If your goal is
> I want to peel back the layers of the onion and other gluey-mess to gain insight into these models.
Then this is great.
If your goal is
> Run and explore Llama models locally with minimal dependencies on CPU
then I recommend https://github.com/Mozilla-Ocho/llamafile which ships as a single file with no dependencies and runs on CPU with great performance. Like, such great performance that I've mostly given up on GPU for LLMs. It was a game changer.
A great place to start is with the LLaMA 3.2 q6 llamafile I posted a few days ago. https://huggingface.co/Mozilla/Llama-3.2-3B-Instruct-llamafi... We have a new CLI chatbot interface that's really fun to use. Syntax highlighting and all. You can also use GPU by passing the -ngl 999 flag.

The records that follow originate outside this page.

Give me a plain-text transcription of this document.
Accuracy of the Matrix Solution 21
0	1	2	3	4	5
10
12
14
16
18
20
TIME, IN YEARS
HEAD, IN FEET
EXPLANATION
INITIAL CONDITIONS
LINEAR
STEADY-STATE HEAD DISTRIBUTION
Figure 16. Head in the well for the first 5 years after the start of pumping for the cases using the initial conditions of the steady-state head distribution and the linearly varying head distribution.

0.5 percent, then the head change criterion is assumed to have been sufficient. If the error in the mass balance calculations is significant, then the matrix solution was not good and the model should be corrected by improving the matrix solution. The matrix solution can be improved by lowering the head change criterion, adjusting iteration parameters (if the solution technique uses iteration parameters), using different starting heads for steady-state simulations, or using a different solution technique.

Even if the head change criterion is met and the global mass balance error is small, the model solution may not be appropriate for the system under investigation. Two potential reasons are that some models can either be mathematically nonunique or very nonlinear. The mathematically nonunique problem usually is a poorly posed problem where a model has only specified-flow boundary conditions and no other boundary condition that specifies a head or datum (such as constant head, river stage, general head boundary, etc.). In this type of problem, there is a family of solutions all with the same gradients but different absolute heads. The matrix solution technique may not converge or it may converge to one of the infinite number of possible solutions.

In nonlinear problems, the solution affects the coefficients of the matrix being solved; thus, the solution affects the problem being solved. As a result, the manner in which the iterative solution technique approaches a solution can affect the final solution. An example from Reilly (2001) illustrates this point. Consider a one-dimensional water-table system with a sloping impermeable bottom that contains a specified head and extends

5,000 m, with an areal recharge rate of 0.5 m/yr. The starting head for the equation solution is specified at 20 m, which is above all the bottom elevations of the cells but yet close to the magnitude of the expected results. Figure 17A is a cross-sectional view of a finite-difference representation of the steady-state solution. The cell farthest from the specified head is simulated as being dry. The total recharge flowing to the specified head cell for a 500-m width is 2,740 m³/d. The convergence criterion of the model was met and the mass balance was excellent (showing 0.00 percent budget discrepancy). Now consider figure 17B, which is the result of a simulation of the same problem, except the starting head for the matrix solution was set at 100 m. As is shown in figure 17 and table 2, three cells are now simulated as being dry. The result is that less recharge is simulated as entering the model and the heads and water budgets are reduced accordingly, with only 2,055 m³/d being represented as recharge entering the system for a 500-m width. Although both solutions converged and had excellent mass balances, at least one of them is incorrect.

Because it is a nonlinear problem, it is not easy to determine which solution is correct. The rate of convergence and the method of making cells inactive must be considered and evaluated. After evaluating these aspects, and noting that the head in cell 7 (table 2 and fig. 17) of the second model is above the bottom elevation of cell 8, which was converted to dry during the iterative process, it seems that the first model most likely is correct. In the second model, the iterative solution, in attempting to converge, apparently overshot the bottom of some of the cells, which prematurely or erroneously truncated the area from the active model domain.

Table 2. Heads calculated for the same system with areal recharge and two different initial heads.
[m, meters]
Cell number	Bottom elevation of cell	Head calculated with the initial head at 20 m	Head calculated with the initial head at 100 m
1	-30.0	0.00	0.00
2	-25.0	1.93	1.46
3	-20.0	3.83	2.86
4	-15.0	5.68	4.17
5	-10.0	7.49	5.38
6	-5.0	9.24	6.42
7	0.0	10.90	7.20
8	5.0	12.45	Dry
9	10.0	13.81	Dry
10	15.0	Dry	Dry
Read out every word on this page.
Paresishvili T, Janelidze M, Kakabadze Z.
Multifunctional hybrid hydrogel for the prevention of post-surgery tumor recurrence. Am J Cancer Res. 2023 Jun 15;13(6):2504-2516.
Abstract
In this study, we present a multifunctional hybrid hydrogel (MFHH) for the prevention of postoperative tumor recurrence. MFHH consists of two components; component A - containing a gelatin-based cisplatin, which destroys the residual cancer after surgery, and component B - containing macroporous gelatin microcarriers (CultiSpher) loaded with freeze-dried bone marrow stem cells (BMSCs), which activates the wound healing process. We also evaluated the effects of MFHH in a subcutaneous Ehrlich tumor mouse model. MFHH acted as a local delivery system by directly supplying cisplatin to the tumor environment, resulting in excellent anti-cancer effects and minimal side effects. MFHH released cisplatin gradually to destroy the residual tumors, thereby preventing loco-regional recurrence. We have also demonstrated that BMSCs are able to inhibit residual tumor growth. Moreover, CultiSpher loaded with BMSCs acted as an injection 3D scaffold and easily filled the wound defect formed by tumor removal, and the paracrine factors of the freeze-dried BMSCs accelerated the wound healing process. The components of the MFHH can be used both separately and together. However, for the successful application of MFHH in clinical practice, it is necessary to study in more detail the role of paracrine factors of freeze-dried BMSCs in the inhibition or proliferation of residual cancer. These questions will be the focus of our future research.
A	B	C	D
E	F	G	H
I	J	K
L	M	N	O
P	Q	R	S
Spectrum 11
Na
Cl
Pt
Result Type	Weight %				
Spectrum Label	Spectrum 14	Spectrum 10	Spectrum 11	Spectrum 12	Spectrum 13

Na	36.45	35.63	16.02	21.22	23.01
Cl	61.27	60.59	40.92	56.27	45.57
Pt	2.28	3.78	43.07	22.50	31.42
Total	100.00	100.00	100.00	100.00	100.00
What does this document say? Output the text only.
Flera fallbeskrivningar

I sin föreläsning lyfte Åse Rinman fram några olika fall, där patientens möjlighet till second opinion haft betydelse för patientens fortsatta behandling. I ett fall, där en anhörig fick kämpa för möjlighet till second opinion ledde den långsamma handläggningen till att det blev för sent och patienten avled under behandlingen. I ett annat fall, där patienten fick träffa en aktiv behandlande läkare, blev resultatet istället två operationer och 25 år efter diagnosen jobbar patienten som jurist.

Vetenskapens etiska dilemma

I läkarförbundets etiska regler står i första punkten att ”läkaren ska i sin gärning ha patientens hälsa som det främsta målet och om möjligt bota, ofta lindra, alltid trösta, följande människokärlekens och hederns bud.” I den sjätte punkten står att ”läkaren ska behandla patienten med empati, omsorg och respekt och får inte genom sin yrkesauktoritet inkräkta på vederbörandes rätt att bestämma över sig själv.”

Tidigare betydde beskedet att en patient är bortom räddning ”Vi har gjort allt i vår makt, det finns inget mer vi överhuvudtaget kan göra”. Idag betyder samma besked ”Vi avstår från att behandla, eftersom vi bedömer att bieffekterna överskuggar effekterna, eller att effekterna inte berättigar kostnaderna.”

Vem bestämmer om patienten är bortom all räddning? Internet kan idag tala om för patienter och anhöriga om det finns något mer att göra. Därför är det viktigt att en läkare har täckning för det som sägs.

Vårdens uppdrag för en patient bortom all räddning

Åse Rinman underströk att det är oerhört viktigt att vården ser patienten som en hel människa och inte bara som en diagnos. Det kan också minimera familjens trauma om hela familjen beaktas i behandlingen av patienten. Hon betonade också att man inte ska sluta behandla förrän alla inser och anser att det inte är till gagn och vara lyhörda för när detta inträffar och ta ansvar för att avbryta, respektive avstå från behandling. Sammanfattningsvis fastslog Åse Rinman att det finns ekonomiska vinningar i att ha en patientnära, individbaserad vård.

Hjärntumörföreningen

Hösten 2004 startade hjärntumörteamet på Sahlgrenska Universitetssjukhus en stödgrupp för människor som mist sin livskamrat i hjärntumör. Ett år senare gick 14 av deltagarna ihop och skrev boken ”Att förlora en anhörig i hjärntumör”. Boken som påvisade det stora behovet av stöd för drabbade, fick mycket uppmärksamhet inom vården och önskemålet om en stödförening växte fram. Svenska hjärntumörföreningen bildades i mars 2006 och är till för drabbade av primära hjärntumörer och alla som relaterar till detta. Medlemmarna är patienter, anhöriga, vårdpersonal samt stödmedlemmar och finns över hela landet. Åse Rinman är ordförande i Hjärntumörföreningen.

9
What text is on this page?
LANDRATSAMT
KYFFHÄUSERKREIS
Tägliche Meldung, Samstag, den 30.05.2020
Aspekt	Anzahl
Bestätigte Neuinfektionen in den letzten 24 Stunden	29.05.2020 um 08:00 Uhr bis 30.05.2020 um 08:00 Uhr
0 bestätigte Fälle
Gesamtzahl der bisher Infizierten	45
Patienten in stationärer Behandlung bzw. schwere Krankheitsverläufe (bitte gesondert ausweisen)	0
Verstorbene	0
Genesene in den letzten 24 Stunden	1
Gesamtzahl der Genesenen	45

> then I recommend https://github.com/Mozilla-Ocho/llamafile which ships as a single file with no dependencies and runs on CPU with great performance. Like, such great performance that I've mostly given up on GPU for LLMs. It was a game changer.
First time that I have a "it just works" experience with LLMs on my computer. Amazing. Thanks for the recommendation!
Do you have a ballpark idea of how much RAM would be necessary to run llama 3.1 8b and 70b on 8-quant?
Thanks for the suggestion. I've added a link to llamafile in the repo's README. Though, my focus was on exploring the model itself.
Ollama (also wrapping llama.cpp) has GPU support, unless you're really in love with the idea of bundling weights into the inference executable probably a better choice for most people.